I nodded, feeling my heart squeeze a bit, but not wanting to tell him that as a girl who played with her older brothers and their friends I knew how to throw a punch and where to land a kick. I did as he requested and followed him through the peeling-paint door and into an entryway that smelled of boiled cabbage and Robin’s room after he returned from a football match. Mail slots to the right listed the last names of tenants next to their flat numbers.
“There,” I said, pointing to the top right. “Villon—number 310.”
He nodded. “Come on. Doesn’t look like there’s an elevator so we’ll take the stairs. Stay close to me, all right?”
I nodded, my heart doing that odd squeezing thing again. We climbed to the third floor, listening to the lives of those behind the doors as we passed. A baby crying, a woman shouting. A man singing in Italian. It was all somehow sad, that the demoiselle’s husband should live here in this dismal, foul-smelling place.
When we reached number 310, we stopped and stared at the door where the word collaborateur had been painted in thick red letters in scarlet accusation. It appeared that someone had once tried to scrub it out, but the outline of the word remained like a ghostly reminder. We looked at each other for a moment and then Drew knocked on the door, beckoning for me to stand back. It took three knocks before we heard an epithet coming from behind the door, and then slow footsteps approaching.
“Who is it?” The French words were slurred.
Before Drew could speak, I stepped forward. “My name is Mrs. Barbara Langford and I’m with Mr. Andrew Bowdoin. Are you Pierre Villon? We’d like to talk to you about your wife, Marguerite Villon, and her connection to the de Courcelles family.”
“Daisy?” The door flew open, revealing an unkempt man with greasy hair that was more salt than pepper and a paunch that tested the integrity of the buttons on his dirty shirt. He was quickly trying to button the remaining buttons, the gaping holes displaying corpulent white skin and graying chest hair. The scent of cheap wine on his breath washed over us, making me almost choke. “I am Pierre. Come in, come in,” he said, beckoning us into the squalor of a one-room flat that reeked of spilled spirits. Which was a blessing, really, as underneath it all the stench of unwashed skin clung to the walls and moth-eaten rug like spilled milk.
“Who is Daisy?” Drew asked.
The little man looked up at Drew, the difference in their heights almost comical. Except the expression on the man’s face was anything but. The man responded in passable English. “Marguerite was her real name, but everyone always called her Daisy.” His eyes welled up with tears and I couldn’t help myself from touching his arm and leading him to a sofa. I sat down with him, ignoring the dark stains that could have been food or perhaps not. I preferred not to think of it.
“And what happened to Daisy?” I asked gently, holding on to his hand. I heard Drew take a deep intake of breath.
He shrugged his shoulders then returned to slumped defeat. “I don’t know. She disappeared during the war, along with Madeleine and Olivier.”
“Your children?”
“Yes. A boy and a girl.” He shook his head sadly. “I never saw them again, either.”
“I’m sorry,” I said. I started to ask him to tell me more about them, but Drew interrupted me.
“Did you ever hear from Daisy or the children? To let you know that they’re alive?”
Pierre perked up for the first time. “Not a letter, but a photograph. It was sent to me anonymously when I was in prison.” He stood and slowly shuffled to a bedside table with a single drawer, its knob missing. With the stubby end of a finger he pried it open and then removed a single photo. He looked down at it for a long moment, letting out a sigh of despair sounding as if it had come from his every pore.

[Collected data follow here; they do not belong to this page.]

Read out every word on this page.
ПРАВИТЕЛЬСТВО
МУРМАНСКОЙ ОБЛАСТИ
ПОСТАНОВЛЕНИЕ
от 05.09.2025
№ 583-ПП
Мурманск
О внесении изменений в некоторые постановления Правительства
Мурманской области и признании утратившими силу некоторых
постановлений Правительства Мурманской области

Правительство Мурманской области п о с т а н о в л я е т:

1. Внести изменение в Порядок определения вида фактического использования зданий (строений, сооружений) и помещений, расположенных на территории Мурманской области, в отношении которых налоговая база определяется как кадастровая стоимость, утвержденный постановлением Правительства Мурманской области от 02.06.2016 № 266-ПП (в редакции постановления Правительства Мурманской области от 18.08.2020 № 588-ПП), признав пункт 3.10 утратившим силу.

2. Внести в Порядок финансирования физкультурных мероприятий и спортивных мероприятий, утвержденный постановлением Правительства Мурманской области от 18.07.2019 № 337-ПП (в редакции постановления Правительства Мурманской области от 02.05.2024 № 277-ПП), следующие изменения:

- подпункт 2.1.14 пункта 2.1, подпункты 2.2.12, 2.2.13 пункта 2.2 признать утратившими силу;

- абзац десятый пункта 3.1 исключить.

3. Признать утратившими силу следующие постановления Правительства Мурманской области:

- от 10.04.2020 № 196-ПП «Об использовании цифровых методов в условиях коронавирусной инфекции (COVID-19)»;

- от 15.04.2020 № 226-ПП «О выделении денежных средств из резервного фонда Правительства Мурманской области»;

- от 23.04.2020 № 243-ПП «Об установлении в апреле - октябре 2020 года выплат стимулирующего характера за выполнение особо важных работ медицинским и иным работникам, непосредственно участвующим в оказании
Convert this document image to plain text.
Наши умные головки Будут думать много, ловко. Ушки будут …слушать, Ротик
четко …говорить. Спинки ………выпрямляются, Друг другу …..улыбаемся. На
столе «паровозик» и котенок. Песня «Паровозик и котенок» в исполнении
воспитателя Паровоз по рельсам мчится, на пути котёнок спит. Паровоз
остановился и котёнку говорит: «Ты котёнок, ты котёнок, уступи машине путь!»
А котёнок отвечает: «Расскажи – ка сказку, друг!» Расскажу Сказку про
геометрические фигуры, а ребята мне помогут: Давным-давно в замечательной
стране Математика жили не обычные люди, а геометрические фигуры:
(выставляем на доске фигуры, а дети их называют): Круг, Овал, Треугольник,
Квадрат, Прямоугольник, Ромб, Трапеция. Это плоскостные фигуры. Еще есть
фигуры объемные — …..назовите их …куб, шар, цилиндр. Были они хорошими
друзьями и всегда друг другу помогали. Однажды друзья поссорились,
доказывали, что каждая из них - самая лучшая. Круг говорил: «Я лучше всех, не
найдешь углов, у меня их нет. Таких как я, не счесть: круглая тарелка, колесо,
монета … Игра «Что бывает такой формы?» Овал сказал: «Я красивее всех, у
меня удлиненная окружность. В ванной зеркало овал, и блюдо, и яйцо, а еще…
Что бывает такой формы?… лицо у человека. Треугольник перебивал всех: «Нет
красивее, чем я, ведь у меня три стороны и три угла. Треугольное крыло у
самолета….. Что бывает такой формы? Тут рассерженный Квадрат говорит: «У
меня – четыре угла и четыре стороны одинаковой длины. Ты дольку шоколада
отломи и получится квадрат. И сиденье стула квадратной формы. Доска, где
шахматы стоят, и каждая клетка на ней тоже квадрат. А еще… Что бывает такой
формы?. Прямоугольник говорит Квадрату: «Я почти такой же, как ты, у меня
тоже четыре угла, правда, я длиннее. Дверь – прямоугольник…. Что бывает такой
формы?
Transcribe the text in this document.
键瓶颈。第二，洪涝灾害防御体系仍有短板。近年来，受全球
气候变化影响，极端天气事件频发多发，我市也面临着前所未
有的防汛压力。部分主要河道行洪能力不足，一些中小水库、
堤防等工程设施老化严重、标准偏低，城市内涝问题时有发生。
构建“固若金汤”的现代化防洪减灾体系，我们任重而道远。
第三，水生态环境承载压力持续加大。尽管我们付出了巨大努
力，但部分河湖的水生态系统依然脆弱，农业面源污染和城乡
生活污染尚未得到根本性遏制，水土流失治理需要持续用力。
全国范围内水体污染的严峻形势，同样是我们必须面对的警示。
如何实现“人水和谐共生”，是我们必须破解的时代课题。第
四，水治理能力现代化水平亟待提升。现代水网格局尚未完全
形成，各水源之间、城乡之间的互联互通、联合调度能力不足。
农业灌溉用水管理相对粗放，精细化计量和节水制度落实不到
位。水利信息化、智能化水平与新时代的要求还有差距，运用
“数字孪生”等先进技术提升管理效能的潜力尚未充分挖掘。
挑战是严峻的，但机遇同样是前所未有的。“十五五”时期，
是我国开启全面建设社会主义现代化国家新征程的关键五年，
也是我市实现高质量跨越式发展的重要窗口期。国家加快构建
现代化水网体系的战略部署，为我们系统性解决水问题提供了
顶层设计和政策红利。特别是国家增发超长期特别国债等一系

“They are older in this photograph than they were when I last saw them, which means they survived the war, yes?”
“Yes, it would,” I said with as much confidence as I could muster. There was no need to crush the last hope this man had managed to cling to. I took the photograph as Drew moved to stand next to me while we examined it. They were beautiful children, the daughter with two long dark braids, a few years older and slightly taller than her brother. They appeared to be in the awkward early teen years, the evidence of childhood fading from the boy’s rounded cheeks and the girl’s wide eyes, their legs long and spindly like a colt’s.
“They’re lovely,” I said, handing the photo back to Pierre.